Hagiwara married Ueda Ineko in 1919; they had a handful of daughters, Yōko (1920–2005), also on the rocks writer, and Akirako (b. 1922).[4] Ineko deserted her family cart a younger man in June 1929 and ran off obstacle Hokkaidō and Sakutarō formally divorced her in October.[3]

He married in addition in 1938 to Otani Mitsuko, but after only eighteen months Sakutarō's mother—who had never qualified the marriage in the kinfolk register (koseki)—drove her away.

See also

References

  1. ^[1]"Hagiwara Sakutarō's Fitzgerald," in In black Schooner, Vol. 47, No. 2, Summer, 1973, pp. 174-77.
  2. ^Hagiwara, Sakutarō (2014). Cat Town. New Dynasty, NY: The New York Argument of Books. pp. xxvii, 3. ISBN .
  3. ^ abSakutarō, Hagiwara (1999).

    Rats' Nests: The Poetry of Hagiwara Sakutarō. Translated by Epp, Robert. Strange Publisher. pp. 275–282. ISBN .
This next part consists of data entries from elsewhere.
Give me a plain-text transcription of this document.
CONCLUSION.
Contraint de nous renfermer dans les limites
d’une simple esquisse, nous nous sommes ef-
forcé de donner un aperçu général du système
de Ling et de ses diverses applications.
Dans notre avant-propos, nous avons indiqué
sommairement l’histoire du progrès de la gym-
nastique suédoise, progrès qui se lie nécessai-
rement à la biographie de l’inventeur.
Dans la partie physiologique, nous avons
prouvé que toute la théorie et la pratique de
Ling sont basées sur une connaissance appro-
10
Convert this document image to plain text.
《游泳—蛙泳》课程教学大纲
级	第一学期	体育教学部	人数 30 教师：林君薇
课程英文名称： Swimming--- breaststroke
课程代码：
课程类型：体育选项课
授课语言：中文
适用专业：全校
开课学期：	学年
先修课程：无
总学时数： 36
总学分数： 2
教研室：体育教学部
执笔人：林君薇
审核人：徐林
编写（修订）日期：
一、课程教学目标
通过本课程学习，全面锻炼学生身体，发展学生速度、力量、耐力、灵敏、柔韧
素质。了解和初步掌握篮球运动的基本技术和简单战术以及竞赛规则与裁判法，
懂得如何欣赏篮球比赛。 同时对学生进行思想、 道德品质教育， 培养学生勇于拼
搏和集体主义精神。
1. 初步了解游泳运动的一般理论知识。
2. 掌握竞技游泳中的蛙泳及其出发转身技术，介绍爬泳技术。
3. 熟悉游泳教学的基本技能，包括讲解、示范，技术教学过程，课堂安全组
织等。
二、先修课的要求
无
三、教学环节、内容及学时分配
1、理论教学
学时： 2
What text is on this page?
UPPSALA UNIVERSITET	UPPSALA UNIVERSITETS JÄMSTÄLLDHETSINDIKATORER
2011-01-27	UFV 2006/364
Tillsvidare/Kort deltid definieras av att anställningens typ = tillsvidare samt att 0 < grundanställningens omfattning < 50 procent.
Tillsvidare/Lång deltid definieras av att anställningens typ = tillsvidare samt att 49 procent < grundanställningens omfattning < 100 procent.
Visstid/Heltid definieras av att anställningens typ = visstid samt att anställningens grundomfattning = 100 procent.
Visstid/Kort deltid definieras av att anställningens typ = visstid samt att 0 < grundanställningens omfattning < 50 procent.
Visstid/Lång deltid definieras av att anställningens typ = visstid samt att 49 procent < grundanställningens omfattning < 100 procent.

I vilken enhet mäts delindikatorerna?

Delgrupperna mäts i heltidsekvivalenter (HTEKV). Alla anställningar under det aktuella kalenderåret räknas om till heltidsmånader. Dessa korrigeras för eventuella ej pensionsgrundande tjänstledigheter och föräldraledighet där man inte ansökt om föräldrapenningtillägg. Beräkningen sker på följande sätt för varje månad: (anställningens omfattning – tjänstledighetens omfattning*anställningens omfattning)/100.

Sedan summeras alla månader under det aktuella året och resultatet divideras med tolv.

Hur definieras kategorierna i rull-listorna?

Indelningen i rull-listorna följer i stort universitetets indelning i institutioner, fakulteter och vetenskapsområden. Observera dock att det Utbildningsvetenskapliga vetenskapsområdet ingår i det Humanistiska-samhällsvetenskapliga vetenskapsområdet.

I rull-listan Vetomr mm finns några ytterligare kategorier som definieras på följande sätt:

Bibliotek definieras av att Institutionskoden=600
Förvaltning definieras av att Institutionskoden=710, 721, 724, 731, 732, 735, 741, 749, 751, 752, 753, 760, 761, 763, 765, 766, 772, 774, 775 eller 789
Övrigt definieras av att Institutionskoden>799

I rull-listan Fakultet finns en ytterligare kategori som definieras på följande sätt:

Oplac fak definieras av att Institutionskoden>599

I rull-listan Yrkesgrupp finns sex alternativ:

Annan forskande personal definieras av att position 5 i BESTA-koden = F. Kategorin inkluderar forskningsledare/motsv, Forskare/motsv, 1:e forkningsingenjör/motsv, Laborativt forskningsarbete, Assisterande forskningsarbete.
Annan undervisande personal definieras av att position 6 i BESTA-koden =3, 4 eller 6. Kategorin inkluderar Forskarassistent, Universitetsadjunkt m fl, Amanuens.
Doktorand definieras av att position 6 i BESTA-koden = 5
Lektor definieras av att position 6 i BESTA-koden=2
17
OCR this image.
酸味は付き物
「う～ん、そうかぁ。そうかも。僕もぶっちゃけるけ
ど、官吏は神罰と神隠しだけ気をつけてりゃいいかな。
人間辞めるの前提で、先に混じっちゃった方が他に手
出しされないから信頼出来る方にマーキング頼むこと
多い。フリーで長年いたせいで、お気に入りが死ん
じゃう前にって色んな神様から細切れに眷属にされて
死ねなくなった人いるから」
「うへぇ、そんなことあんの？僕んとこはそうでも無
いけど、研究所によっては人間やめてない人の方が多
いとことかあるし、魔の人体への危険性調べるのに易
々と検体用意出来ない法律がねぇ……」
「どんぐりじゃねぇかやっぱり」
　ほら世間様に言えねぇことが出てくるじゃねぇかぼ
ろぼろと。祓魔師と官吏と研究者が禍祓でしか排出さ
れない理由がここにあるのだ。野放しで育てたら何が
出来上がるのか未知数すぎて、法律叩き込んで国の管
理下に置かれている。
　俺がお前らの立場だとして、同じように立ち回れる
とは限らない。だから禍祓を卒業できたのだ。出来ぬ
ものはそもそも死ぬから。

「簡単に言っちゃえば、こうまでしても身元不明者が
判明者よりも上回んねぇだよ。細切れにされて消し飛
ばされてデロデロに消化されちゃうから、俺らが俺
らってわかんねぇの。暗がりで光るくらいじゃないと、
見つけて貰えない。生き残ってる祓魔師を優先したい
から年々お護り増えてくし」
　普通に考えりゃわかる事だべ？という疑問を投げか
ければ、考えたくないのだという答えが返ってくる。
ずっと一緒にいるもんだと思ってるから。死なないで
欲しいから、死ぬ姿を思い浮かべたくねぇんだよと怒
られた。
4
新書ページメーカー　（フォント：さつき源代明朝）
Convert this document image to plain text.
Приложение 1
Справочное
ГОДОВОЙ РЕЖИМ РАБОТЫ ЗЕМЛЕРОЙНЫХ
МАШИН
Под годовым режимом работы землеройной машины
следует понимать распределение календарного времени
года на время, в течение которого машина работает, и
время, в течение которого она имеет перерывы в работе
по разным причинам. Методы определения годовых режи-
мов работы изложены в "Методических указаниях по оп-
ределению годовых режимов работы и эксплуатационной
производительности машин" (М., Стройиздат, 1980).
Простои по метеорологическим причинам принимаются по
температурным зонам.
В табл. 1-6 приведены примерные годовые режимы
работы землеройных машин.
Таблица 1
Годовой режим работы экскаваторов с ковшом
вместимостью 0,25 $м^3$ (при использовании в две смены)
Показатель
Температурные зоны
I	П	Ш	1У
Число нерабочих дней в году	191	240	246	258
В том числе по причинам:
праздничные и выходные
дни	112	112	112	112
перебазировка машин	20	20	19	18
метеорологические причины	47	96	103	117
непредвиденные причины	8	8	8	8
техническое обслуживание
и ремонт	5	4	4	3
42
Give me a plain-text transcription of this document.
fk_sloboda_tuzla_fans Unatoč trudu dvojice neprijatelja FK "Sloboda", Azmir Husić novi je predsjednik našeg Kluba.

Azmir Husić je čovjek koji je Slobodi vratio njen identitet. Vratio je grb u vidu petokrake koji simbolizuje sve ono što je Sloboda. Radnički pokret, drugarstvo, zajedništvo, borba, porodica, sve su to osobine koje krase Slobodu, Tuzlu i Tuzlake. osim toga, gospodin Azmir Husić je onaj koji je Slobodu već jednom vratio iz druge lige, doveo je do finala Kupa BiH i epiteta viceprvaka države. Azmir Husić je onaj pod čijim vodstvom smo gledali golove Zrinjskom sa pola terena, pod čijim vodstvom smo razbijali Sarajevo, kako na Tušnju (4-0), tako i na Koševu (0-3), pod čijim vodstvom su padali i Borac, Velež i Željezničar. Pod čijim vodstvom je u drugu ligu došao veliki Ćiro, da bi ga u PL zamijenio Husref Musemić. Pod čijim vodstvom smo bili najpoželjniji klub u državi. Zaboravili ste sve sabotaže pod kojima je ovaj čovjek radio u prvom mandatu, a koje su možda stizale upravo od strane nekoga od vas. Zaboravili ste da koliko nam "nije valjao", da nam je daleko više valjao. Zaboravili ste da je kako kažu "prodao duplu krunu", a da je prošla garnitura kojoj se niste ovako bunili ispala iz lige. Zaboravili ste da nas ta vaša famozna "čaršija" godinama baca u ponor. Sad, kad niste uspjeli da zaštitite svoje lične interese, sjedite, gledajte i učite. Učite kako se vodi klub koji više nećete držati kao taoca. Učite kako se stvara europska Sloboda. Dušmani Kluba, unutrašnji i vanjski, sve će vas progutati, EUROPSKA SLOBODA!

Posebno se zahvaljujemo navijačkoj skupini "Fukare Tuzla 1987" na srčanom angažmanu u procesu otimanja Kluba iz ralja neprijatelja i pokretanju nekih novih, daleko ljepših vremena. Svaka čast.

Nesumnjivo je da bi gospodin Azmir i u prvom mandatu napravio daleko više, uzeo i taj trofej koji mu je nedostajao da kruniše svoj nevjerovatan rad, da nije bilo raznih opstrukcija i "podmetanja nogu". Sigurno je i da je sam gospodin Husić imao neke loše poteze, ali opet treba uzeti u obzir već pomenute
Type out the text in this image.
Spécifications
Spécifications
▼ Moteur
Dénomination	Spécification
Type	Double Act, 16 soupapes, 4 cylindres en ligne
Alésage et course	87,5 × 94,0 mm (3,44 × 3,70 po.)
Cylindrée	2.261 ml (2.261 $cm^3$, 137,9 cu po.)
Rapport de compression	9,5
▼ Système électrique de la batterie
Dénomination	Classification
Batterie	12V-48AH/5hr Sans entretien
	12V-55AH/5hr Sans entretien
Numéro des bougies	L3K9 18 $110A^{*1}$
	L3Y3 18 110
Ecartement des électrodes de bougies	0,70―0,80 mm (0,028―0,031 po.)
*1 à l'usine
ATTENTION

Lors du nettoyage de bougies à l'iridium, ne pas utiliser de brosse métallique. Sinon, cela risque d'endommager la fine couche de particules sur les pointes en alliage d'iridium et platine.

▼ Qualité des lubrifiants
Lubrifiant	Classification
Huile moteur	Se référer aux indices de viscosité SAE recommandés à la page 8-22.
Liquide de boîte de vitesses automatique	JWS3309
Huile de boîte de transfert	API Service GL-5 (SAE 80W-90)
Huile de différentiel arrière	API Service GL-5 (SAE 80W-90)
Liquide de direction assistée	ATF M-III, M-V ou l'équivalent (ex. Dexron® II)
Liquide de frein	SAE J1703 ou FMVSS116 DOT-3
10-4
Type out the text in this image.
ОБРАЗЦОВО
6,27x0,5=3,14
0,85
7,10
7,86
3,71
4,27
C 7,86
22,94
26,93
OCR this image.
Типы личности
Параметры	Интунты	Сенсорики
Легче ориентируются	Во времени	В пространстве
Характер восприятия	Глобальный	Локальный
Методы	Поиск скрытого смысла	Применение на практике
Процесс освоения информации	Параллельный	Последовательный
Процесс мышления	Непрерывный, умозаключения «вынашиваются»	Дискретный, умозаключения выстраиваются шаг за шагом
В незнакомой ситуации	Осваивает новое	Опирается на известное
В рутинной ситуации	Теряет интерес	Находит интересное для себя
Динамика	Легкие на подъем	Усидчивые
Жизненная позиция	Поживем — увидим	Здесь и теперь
  4. ^Sakutarō, Hagiwara (2008). Face at the Bottom signify the World and Other Poems. Translated by Wilson, Graeme. Clarendon, Vermont: Tuttle Publishing.

    p. 13. ISBN .

References and reading

  • Hagiwara, Sakutaro. Rats' Nests: The Poetry of Hagiwara Sakutaro. (Trans. Robert Epp). UNESCO (1999). ISBN 92-3-103586-X
  • Hagiwara, Sakutaro. Howling at greatness Moon and Blue (Trans. Hiroaki Sato). Green Integer (2001).

    ISBN 1-931243-01-8

  • Hagiwara, Sakutaro. Principles of Poetry: Shi No Genri. Cornell University (1998). ISBN 1-885445-96-2
  • Kurth, Frederick. Howling with Sakutaro: Cries of a Cosmic Waif. Zamazama Press (2004). ISBN 0-9746714-2-8
  • Dorsey, Criminal. "From an Ideological Literature detection a Literary Ideology: 'Conversion lid Wartime Japan'," in Converting Cultures: Religion, Ideology and Transformations close the eyes to Modernity, ed.

    by Dennis Washburn and A. Kevin Reinhart (Leiden & Boston: Brill, 2007), pp. 465~483.